Брат Жан скорбно вздохнул, обхватил принца за талию и отодвинул от окна, после чего прикрыл ставни. Дни, проведенные с младшим наследником престола, убедили монаха в том, что это - лучший способ добиться желаемого. Может быть, крайне непочтительный и глубоко противоречащий дворцовому этикету, но зато надежный и действенный. Тем более, что среди недостатков характера юного Элграса ни излишняя церемонность, ни чувствительность к требованиям протокола не значились. В сущности, он был обычным подростком, которому через девятину исполнится четырнадцать, и мало чем отличался от молодых послушников, своих ровесников, которых в монастыре Святого Иллариона было три десятка.
"Мало чем? - поймал себя на глупой мысли брат Жан и невольно улыбнулся. - Если бы, если бы..."
Вот как раз с тремя десятками послушников сразу и можно было сравнить одного принца Элграса. Он был везде, он хотел все потрогать, попробовать, изучить, понять, попытаться сделать самостоятельно. Монастырь Блюдущих Чистоту не был предназначен для приема столь значительных особ, и даже лучшие гостевые покои, отведенные Элграсу, сгодились бы только для знатного владетеля, но никак не для королевского отпрыска... вот только королевский отпрыск считал иначе. На второй день своего пребывания в монастыре он заявил, что будет жить, как все.

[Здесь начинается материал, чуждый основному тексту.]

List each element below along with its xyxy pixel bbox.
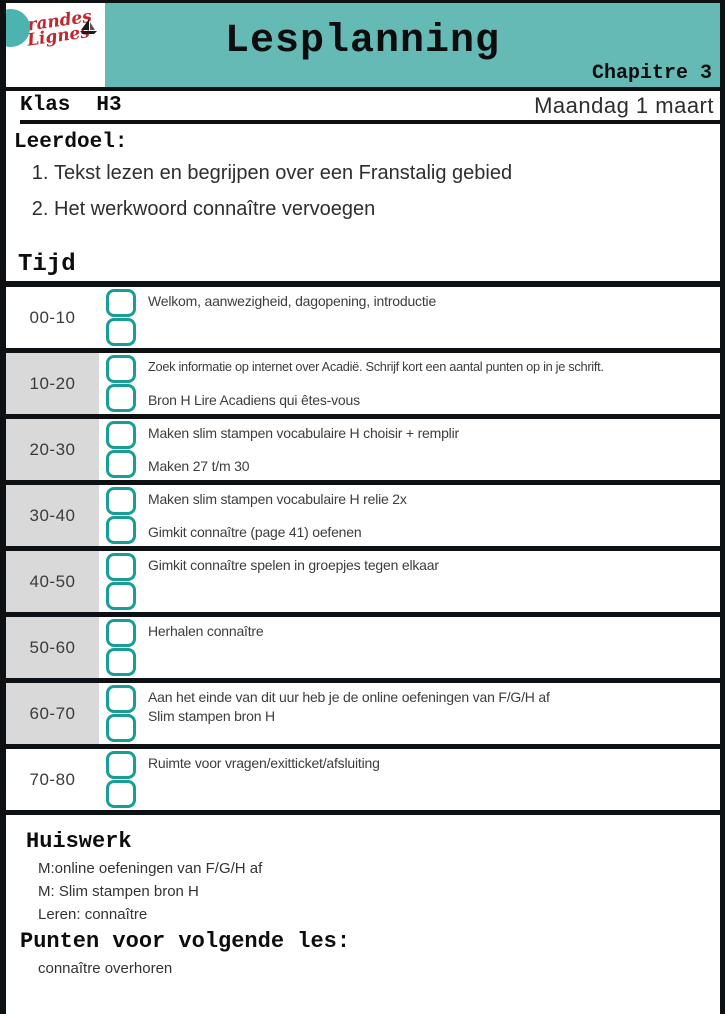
activity-cell: Zoek informatie op internet over Acadië.… xyxy=(136,353,720,414)
schedule-row: 60-70 Aan het einde van dit uur heb je d… xyxy=(6,683,720,749)
checkbox[interactable] xyxy=(106,450,136,478)
schedule-row: 20-30 Maken slim stampen vocabulaire H c… xyxy=(6,419,720,485)
time-label: 10-20 xyxy=(29,373,76,393)
schedule-table: 00-10 Welkom, aanwezigheid, dagopening, … xyxy=(6,281,720,815)
checkbox[interactable] xyxy=(106,553,136,581)
activity-text: Gimkit connaître (page 41) oefenen xyxy=(148,524,362,540)
checkbox[interactable] xyxy=(106,619,136,647)
checkbox-column xyxy=(106,287,136,348)
checkbox[interactable] xyxy=(106,780,136,808)
class-label: Klas xyxy=(20,94,71,117)
goals-list: Tekst lezen en begrijpen over een Franst… xyxy=(6,162,720,221)
checkbox[interactable] xyxy=(106,751,136,779)
activity-cell: Maken slim stampen vocabulaire H choisir… xyxy=(136,419,720,480)
time-label: 30-40 xyxy=(29,505,76,525)
time-label: 00-10 xyxy=(29,307,76,327)
homework-item: M:online oefeningen van F/G/H af xyxy=(38,860,263,877)
activity-text: Welkom, aanwezigheid, dagopening, introd… xyxy=(148,293,437,309)
activity-cell: Ruimte voor vragen/exitticket/afsluiting xyxy=(136,749,720,810)
homework-item: Leren: connaître xyxy=(38,906,148,923)
date-label: Maandag 1 maart xyxy=(534,92,714,118)
schedule-row: 00-10 Welkom, aanwezigheid, dagopening, … xyxy=(6,287,720,353)
subheader-divider xyxy=(20,120,720,124)
next-lesson-heading: Punten voor volgende les: xyxy=(20,929,351,954)
header-divider xyxy=(6,87,720,91)
time-cell: 50-60 xyxy=(6,617,99,678)
activity-text: Maken 27 t/m 30 xyxy=(148,458,250,474)
checkbox[interactable] xyxy=(106,582,136,610)
checkbox-column xyxy=(106,617,136,678)
next-lesson-item: connaître overhoren xyxy=(38,960,173,977)
time-label: 20-30 xyxy=(29,439,76,459)
activity-text: Zoek informatie op internet over Acadië.… xyxy=(148,359,604,374)
schedule-row: 10-20 Zoek informatie op internet over A… xyxy=(6,353,720,419)
time-label: 40-50 xyxy=(29,571,76,591)
activity-cell: Maken slim stampen vocabulaire H relie 2… xyxy=(136,485,720,546)
checkbox-column xyxy=(106,683,136,744)
checkbox[interactable] xyxy=(106,487,136,515)
time-cell: 30-40 xyxy=(6,485,99,546)
activity-text: Ruimte voor vragen/exitticket/afsluiting xyxy=(148,755,380,771)
activity-text: Maken slim stampen vocabulaire H choisir… xyxy=(148,425,459,441)
goal-item: Tekst lezen en begrijpen over een Franst… xyxy=(54,162,720,185)
activity-text: Herhalen connaître xyxy=(148,623,264,639)
header: Grandes Lignes Lesplanning Chapitre 3 xyxy=(6,3,720,87)
time-label: 60-70 xyxy=(29,703,76,723)
time-cell: 20-30 xyxy=(6,419,99,480)
checkbox[interactable] xyxy=(106,516,136,544)
activity-cell: Herhalen connaître xyxy=(136,617,720,678)
homework-list: M:online oefeningen van F/G/H af M: Slim… xyxy=(38,860,720,923)
time-label: 70-80 xyxy=(29,769,76,789)
goal-item: Het werkwoord connaître vervoegen xyxy=(54,198,720,221)
checkbox[interactable] xyxy=(106,714,136,742)
checkbox[interactable] xyxy=(106,318,136,346)
goals-heading: Leerdoel: xyxy=(14,131,128,154)
checkbox-column xyxy=(106,749,136,810)
activity-text: Bron H Lire Acadiens qui êtes-vous xyxy=(148,392,360,408)
class-field: Klas H3 xyxy=(20,94,122,117)
time-cell: 70-80 xyxy=(6,749,99,810)
activity-text: Gimkit connaître spelen in groepjes tege… xyxy=(148,557,439,573)
checkbox-column xyxy=(106,551,136,612)
checkbox[interactable] xyxy=(106,384,136,412)
checkbox[interactable] xyxy=(106,648,136,676)
checkbox[interactable] xyxy=(106,355,136,383)
checkbox-column xyxy=(106,485,136,546)
time-cell: 10-20 xyxy=(6,353,99,414)
schedule-heading: Tijd xyxy=(18,251,76,278)
subheader: Klas H3 Maandag 1 maart xyxy=(6,91,720,120)
time-label: 50-60 xyxy=(29,637,76,657)
checkbox[interactable] xyxy=(106,289,136,317)
schedule-row: 70-80 Ruimte voor vragen/exitticket/afsl… xyxy=(6,749,720,810)
schedule-row: 30-40 Maken slim stampen vocabulaire H r… xyxy=(6,485,720,551)
checkbox-column xyxy=(106,353,136,414)
header-band: Lesplanning Chapitre 3 xyxy=(105,3,720,87)
time-cell: 00-10 xyxy=(6,287,99,348)
homework-item: M: Slim stampen bron H xyxy=(38,883,199,900)
time-cell: 40-50 xyxy=(6,551,99,612)
checkbox-column xyxy=(106,419,136,480)
activity-cell: Welkom, aanwezigheid, dagopening, introd… xyxy=(136,287,720,348)
time-cell: 60-70 xyxy=(6,683,99,744)
activity-cell: Aan het einde van dit uur heb je de onli… xyxy=(136,683,720,744)
checkbox[interactable] xyxy=(106,685,136,713)
activity-text: Slim stampen bron H xyxy=(148,708,275,724)
schedule-row: 40-50 Gimkit connaître spelen in groepje… xyxy=(6,551,720,617)
activity-text: Maken slim stampen vocabulaire H relie 2… xyxy=(148,491,407,507)
schedule-row: 50-60 Herhalen connaître xyxy=(6,617,720,683)
checkbox[interactable] xyxy=(106,421,136,449)
chapter-label: Chapitre 3 xyxy=(591,62,712,85)
activity-text: Aan het einde van dit uur heb je de onli… xyxy=(148,689,550,705)
homework-heading: Huiswerk xyxy=(26,829,132,854)
class-value: H3 xyxy=(96,94,122,117)
activity-cell: Gimkit connaître spelen in groepjes tege… xyxy=(136,551,720,612)
page-title: Lesplanning xyxy=(225,19,501,64)
sailboat-icon xyxy=(80,19,98,40)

И старательно попытался это осуществить.
Поначалу отец-настоятель только приветствовал данное начинание, сказав, что юному отроку полезно будет пожить простой размеренной жизнью. К труду его никто принуждать не будет, ибо это излишне, но вот вставать с братией, трижды в день молиться и питаться вместе с остальными, а также посещать уроки с послушниками вполне дозволительно. Настоятель просчитался; повседневные работы интересовали его высочество ничуть не меньше прочего. Точнее, принц хотел все делать своими руками, и чтоб непременно выходило не хуже, чем у привычной к труду братии.
Назвать принца белоручкой не смог бы и самый несправедливый наблюдатель. Его интересовало, как работают шорник и бондарь, как доят коров и принимают роды у овец, чем отличается сорняк от моркови, чем кормят птицу и как холостят кабанчиков. При этом интерес его был вполне деятельным: его высочество не удовлетворялся объяснениями, он хотел сам надергать сорняков, нажать на ручку холостильных щипцов и посмотреть на несушек.
Поросенок убежал, на грядке не осталось ни сорняков, ни моркови, брат-шорник, не отличавшийся особым терпением, пообещал огреть Элграса испорченным хомутом.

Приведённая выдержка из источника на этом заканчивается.